= Matecumbe =

Neighborhood in Islamorada, Florida, United States

Matecumbe is a neighborhood within the village of Islamorada in Monroe County, Florida, United States. It is located in the upper Florida Keys on the island of Upper Matecumbe Key.

==Geography==
It is located at , its elevation 7 ft. Matecumbe consists of two islands (keys), Upper Matecumbe Key and Lower Matecumbe Key. The latter is where the settlement of Matecumbe is located, just south of Matecumbe Bight and adjacent to and just north of Matecumbe Harbor. The settlement was the location of one of the stations of the Overseas Railroad.

The name Matecumbe refers to a region of area in the Upper Keys. It is the only place name in South Florida which dates from the 16th century and still designates the same or approximate location. The name appears frequently on Spanish maps, as it did in their records. The exact meaning of the name is unknown, but the suggestion that it was derived from the Spanish mata hombre is a weak one. When the term Matecumbe first appeared in use it was in a form very close to its present spelling and pronunciation. As was often the case in Florida, the name was applied interchangeably to the chief and to the tribe.
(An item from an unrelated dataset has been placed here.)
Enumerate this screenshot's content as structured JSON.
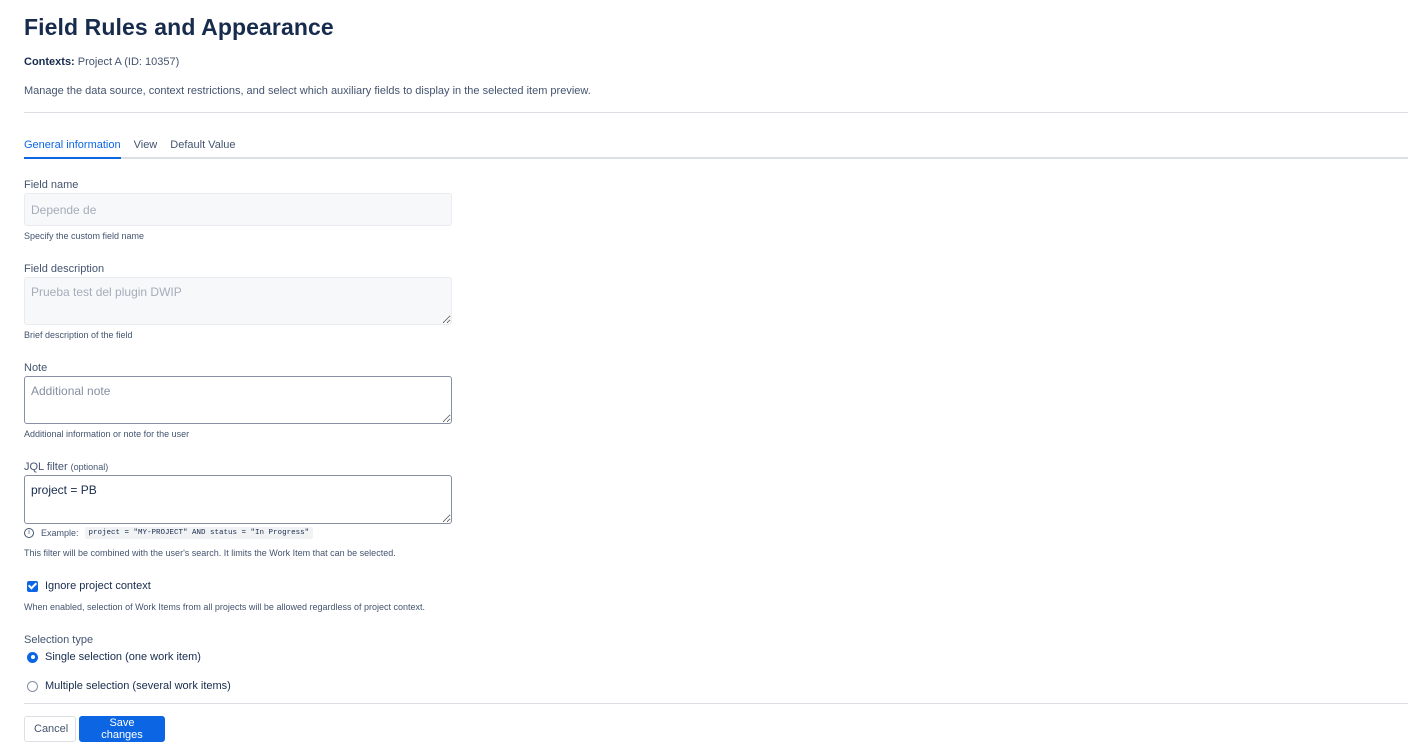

This was one of the first of the Upper Keys to be permanently settled. Early homesteaders were so successful at growing pineapples in the rocky soil that at one time the island yielded the country's largest annual crop. However, foreign competition and the hurricane of 1935 killed the industry. Today, life centers on fishing and tourism, and the island is filled with bait shops, marinas, and charter-fishing boats.

==Books==
Pulitzer Prize-winning author James A. Michener was in his sixties when he began traveling frequently to the Florida Keys. One result of those visits was the unfinished, posthumous novel Matecumbe.

Robert Lewis Taylor's 1961 novel A Journey to Matecumbe was adapted in 1976 as the Disney movie Treasure of Matecumbe.